There are several discussions regarding this, but I was unable to find a definite answer.
On a system running Scale is it necessary to do some aditional steps to ensure ZVOL snapshots are consistent besides using the jobs we can schedule using the TrueNAS web interface?
The VMs disks are ZVOLs on a ZFS tank. Each ZVOLS has daily schedule snapshots and replication to another pool on the same system AND to another server.
All my windows VMs have the VirtIO drivers instaled, and also the guest agent.
I’ve seen information telling me to suspend the VMs before taking snapshots, also information telling me that if the VMs have the guest agent installed I wouldnt need to, but I dont know if that applies only to qemu disk “files” on some filesystem or to direct ZVOLs, which is my case.
To my knowledge TN does not do anything to “quiesce” the virtual disks when taking snapshots of VMs hosted on TN itself. There is a mechanism when serving iSCSI storage to VMware, IIRC.
Taking a snapshot without any special mechanism to enforce consistency is equivalent to pulling the plug of a physical machine. In most cases that won’t do more harm than losing just the open transactions still in the cache - the cache of the OS running on that hypothetical machine, i.e. the guest in case of a VM.
Yes, I know, thats why I’m asking. If I need to ensure consistency and cannot relly on the UI tools for that specific use case I need to know and that proper measures.
So, if I need to ensure consistency of the snapshots of the ZVOLs can I use only the tools provided in the UI?
There’s a vm property thats not exposed in the web interface that you can access from the vm service, called “suspend_on_snapshot”.
It’s always false and I don’t know if changing it to true will make the TrueNAS out of the box scripts take something into account to ensure proper consistent snapshots of VMs ZVOLs.
ZFS doesn’t know that the zvol is the backing store to a VM’s virtual “disk”. To my knowledge there is no mechanism in TN guaranteeing consistancy.
Only option: shut down the VM, take snapshot, boot VM.
I’d love to be corrected, even if it’s only on the road map for a future release.
ESXi can do it as (if I am not mistaken) does Proxmox.

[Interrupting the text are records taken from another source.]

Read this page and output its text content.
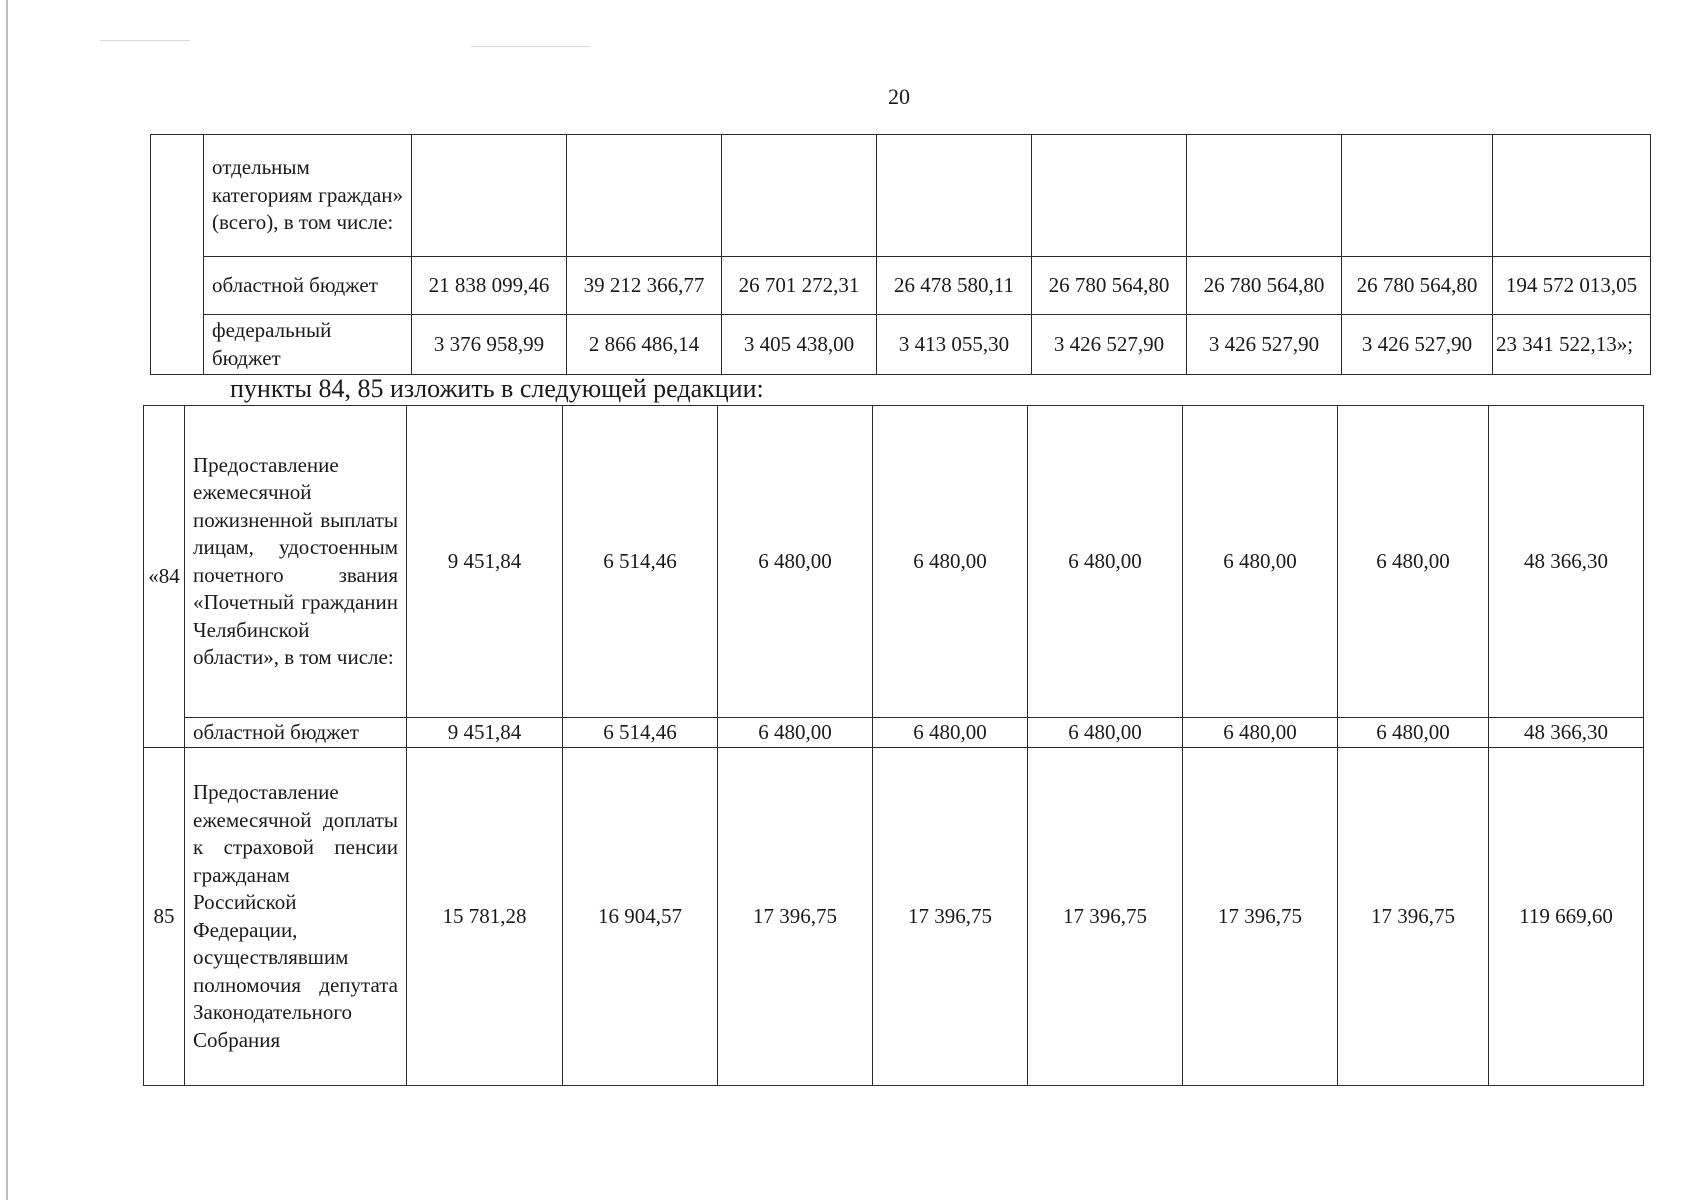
20
	отдельным категориям граждан» (всего), в том числе:								
	областной бюджет	21 838 099,46	39 212 366,77	26 701 272,31	26 478 580,11	26 780 564,80	26 780 564,80	26 780 564,80	194 572 013,05
	федеральный бюджет	3 376 958,99	2 866 486,14	3 405 438,00	3 413 055,30	3 426 527,90	3 426 527,90	3 426 527,90	23 341 522,13»;
пункты 84, 85 изложить в следующей редакции:
«84	Предоставление ежемесячной пожизненной выплаты лицам, удостоенным почетного звания «Почетный гражданин Челябинской области», в том числе:	9 451,84	6 514,46	6 480,00	6 480,00	6 480,00	6 480,00	6 480,00	48 366,30
	областной бюджет	9 451,84	6 514,46	6 480,00	6 480,00	6 480,00	6 480,00	6 480,00	48 366,30
85	Предоставление ежемесячной доплаты к страховой пенсии гражданам Российской Федерации, осуществлявшим полномочия депутата Законодательного Собрания	15 781,28	16 904,57	17 396,75	17 396,75	17 396,75	17 396,75	17 396,75	119 669,60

But they both do not just use a filesystem snapshot on the block layer without any connection to the state of the VM.
Yeah, it would be nice if the scripts generated by the TrueNAS would send the commands to quiesce the VMs (dont shutdown, but integrate to Windows VSS or qemu guest agent) and handle this gracefully.
Maybe someone has scripts ready for this?
How to properlly quiesce the VMs before the snapshot, without doing a shutdown?
This mode provides the highest consistency of the backup, at the cost of a short downtime in the VM operation. It works by executing an orderly shutdown of the VM, and then runs a background QEMU process to backup the VM data. After the backup is started, the VM goes to full operation mode if it was previously running. Consistency is guaranteed by using the live backup feature.
suspend mode
This mode is provided for compatibility reason, and suspends the VM before calling the snapshot mode. Since suspending the VM results in a longer downtime and does not necessarily improve the data consistency, the use of the snapshot mode is recommended instead.
snapshot mode
This mode provides the lowest operation downtime, at the cost of a small inconsistency risk. It works by performing a Proxmox VE live backup, in which data blocks are copied while the VM is running. If the guest agent is enabled (agent: 1) and running, it calls guest-fsfreeze-freeze and guest-fsfreeze-thaw to improve consistency.
Implementing that guest-fsfreeze-freeze/guest-fsfreeze-thaw mechanic would be welcome.